Announced on World Oceans Day, the collaboration kicks off with a digital content series designed to educate consumers on sustainable seafood through storytelling and accessible recipes. The series rolls out across YouTube, Instagram, and TikTok.
This isn’t a cold introduction. The partnership grew out of a long-standing friendship between Oliver and Sea Tales co-founder Bart van Olphen, who previously worked with Oliver as a seafood expert on the chef’s Food Tube platform.

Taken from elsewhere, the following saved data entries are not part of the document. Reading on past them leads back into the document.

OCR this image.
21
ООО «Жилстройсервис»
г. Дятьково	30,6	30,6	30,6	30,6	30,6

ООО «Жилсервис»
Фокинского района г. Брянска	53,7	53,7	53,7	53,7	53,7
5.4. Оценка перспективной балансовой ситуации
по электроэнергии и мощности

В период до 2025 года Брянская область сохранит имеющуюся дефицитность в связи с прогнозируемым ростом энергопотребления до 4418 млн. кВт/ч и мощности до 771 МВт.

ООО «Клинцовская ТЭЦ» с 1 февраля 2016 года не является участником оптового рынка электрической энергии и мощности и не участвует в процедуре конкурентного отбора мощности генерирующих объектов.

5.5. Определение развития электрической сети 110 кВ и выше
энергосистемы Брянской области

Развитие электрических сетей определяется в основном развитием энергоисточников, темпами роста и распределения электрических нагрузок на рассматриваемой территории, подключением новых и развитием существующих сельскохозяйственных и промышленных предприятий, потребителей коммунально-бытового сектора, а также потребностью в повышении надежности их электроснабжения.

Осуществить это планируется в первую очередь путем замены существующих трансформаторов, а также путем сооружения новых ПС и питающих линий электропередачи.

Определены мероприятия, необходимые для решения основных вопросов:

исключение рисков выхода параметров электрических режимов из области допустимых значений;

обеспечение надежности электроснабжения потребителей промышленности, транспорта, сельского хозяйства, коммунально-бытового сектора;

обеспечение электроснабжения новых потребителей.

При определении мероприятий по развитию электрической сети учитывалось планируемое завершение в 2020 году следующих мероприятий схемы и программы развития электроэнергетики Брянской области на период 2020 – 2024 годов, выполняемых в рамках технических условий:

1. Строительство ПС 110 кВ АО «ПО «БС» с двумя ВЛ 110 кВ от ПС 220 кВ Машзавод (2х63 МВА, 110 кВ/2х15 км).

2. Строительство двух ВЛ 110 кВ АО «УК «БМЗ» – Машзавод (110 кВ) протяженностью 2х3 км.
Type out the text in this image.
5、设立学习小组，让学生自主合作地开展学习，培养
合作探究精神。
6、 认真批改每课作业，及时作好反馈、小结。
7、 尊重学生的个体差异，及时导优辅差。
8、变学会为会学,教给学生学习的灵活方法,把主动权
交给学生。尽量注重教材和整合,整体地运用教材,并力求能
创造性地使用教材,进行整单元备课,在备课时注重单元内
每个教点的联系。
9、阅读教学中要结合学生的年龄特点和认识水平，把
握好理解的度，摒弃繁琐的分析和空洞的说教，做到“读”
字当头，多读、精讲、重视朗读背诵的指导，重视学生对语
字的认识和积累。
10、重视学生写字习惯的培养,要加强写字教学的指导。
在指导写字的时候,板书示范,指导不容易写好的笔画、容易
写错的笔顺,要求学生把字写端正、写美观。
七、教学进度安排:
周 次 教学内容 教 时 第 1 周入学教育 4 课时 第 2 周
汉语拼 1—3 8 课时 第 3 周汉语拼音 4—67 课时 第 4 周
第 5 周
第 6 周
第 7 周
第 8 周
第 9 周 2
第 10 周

Sea Tales was launched in North America in 2020 by van Olphen and Harm Jan van Dijk, committed to changing the world of fish, selling MSC and Fair Trade Certified Skipjack Tuna, as well as a wide range of certified tinned and smoked fish at Whole Foods Market, Fresh Thyme, Fresh Market, and Walmart. Prior to Sea Tales, the brand operated under the name Fish Tales in Europe.
For Oliver, this deal is consistent with a sustainability-forward brand he’s spent decades building. He recently expanded his Tastemade presence through a new Fremantle deal bringing “Jamie Oliver: Seasons,” a show focused on sustainable ingredients and environmentally conscious cooking, exclusively to U.S. audiences.
His latest book, Eat Yourself Healthy, hit the New York Times bestseller list in January 2026, and his Jamie’s Italian restaurant brand is also making a comeback, with a new Leicester Square location expected to open in spring 2026.
His recent endorsement with John Lewis & Partners (beginning January 2025) and Al’Fez further round out an increasingly values-aligned portfolio.
The trend of celebrity chefs using brand partnerships to champion bigger causes isn’t new, it’s a playbook we’ve seen deliver results. Just look at how Gordon Ramsay has leveraged brand deals to stay culturally relevant, from his Doritos Loaded culinary campaign to fronting Caesars Republic Lake Tahoe’s “The Great Redirect” campaign.
Takeaways
This partnership is bigger than a can of tuna. Oliver and Sea Tales are betting that the right celebrity voice, paired with the right content format, can actually move the needle on consumer behavior, not just awareness.
What makes this particularly smart is that the partnership is rooted in a genuine pre-existing relationship, giving it far more credibility than a typical paid endorsement.
Sea Tales gets mainstream visibility. Oliver gets a cause-driven campaign that reinforces his food activist identity. And consumers get a reason to pause before grabbing the cheapest tin on the shelf.
Can a digital content series actually change what people put in their shopping carts, or is it more about brand perception? As Gen Z increasingly drives purchase decisions around ethics, does this deal signal a broader shift in how food brands recruit celebrity partners?